路上故障発生件数に占める装置別の割合をみると、構成比が最も高かったのは「電気装置」で39.8%。以下、「走行装置」が32.6%、「燃料装置」が8.4%、「エンジン本体」が8.2%、「動力伝達装置」が4.2%、「冷却装置」が3.4%と続いている。
これを道路別にみると、一般道路では「電気装置」が40.0%で最も多く、以下、「走行装置」が32.4%、「燃料装置」が8.4%、「エンジン本体」が8.2%、「動力伝達装置」が4.2%、「冷却装置」が3.4%と続いている。
高速道路は「走行装置」が49.4%で2位以下を引き離して断然トップとなっている。以下、「燃料装置」が13.5%、「電気装置」が10.8ポイント、「エンジン本体」が10.6%、「冷却装置」が5.8%、「動力伝達装置」が4.8%となっており、一般道路とは順位が入れ替わっている。
冷却水の不具合は一般道路で4位、高速道路で3位

今回の分析結果で、冷却装置の故障は一般道路で6位、高速道路で5位となった。これは、高速走行によって大きな負荷がかかるため、通常走行では現れない故障が発生するためと考えられる。
また、「故障部位別発生件数」の割合をみると、一般道路では「タイヤ」が32.1%で最も多く、以下、「バッテリー」が29.7%、「オルタネータ」が4.9%、「冷却水」が1.8%、「クラッチ」が1.3%と続いている。
高速道路でも「タイヤ」が49.0%で最も多く、以下、「オルタネータ」が4.3%、「冷却水」が4.0%、「潤滑油」が3.7%、「トランスミッション(A/T)」が2.4%と続いている。

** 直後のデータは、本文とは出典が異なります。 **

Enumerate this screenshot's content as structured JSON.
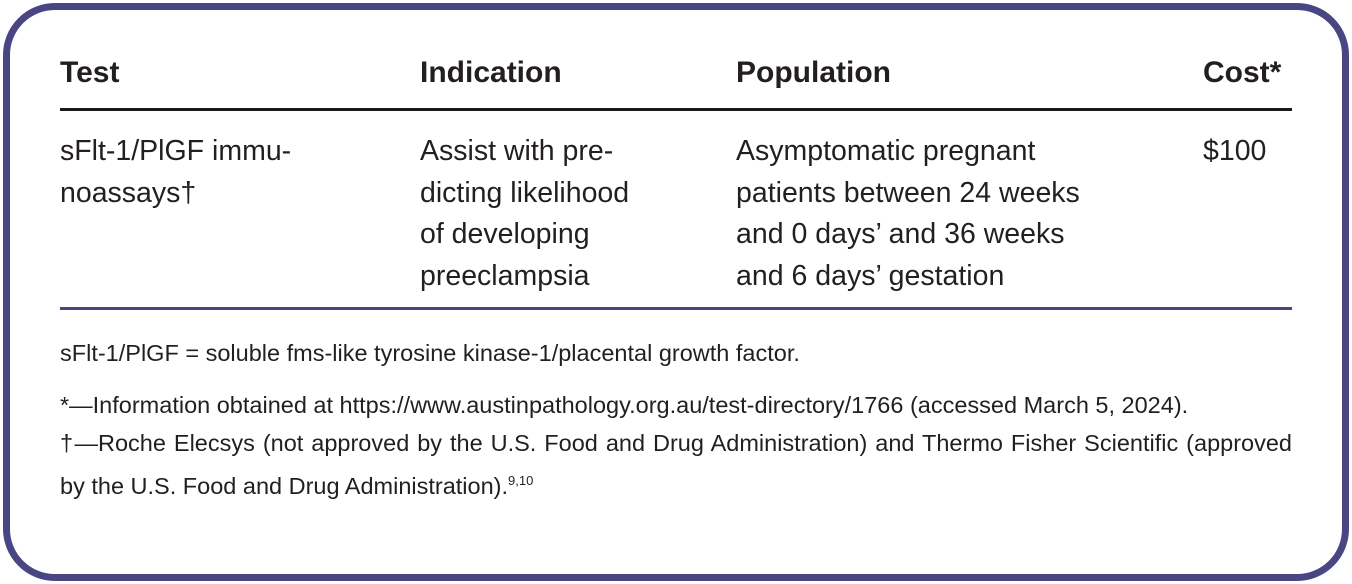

冷却水は一般道路で4位、高速道路では3位となっており、発生割合は一般道路の1.8%から高速道路では4.0%に上昇している。主な故障状況は「不足」「水漏れ」「汚れ」「凍結」である。
プロの整備士によるLLCの点検、適切な整備が必要
市場の実態として、冷却水=LLCの管理不足により、これだけの路上故障が発生していることが分かった。主な故障状況である「不足」「水漏れ」「汚れ」「凍結」などは車検時に点検すれば発見することができる。不足と水漏れがあれば、原因を探して適切に修理する必要があり、汚れていれば全量交換する。また、凍結は凍結防止性能の低下またはLLCの濃度が使用地域に適していないことが原因と考えられるので、濃度を測定したうえで全量交換するか、適正濃度に調整する必要がある。これを行うのは素人ではとても難しい作業で、プロの整備士に見てもらうのが最も適切だ。

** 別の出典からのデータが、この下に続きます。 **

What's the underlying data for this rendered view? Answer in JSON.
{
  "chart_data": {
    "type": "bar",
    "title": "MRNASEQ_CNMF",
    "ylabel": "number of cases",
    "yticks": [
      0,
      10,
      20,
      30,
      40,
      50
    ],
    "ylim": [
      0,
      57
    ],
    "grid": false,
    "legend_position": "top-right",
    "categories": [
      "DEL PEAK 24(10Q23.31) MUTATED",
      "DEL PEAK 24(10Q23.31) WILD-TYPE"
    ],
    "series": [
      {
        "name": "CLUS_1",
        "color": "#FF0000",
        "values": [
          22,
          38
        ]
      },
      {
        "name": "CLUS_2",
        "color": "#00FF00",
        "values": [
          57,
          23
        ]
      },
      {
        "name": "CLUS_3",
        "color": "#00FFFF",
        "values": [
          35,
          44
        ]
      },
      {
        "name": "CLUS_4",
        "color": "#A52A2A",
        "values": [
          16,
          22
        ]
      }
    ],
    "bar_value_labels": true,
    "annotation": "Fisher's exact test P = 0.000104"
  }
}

LLC交換のポイントは「全量交換」と「エア抜き」だ。ラジエーター部分のLLCだけを抜き取って交換しても、エンジン冷却系統内に古いLLCが残ったままだと、新液と旧液が混ざって本来の性能は得られない。また、「エア抜き」をしっかりと行わないと、冷却系統内にエアが混入して使用過程でオーバーヒートし、エンジン内部を破損させてしまうこともある。こうしたトラブルが発生しないように、しっかりと全量交換することが望ましい。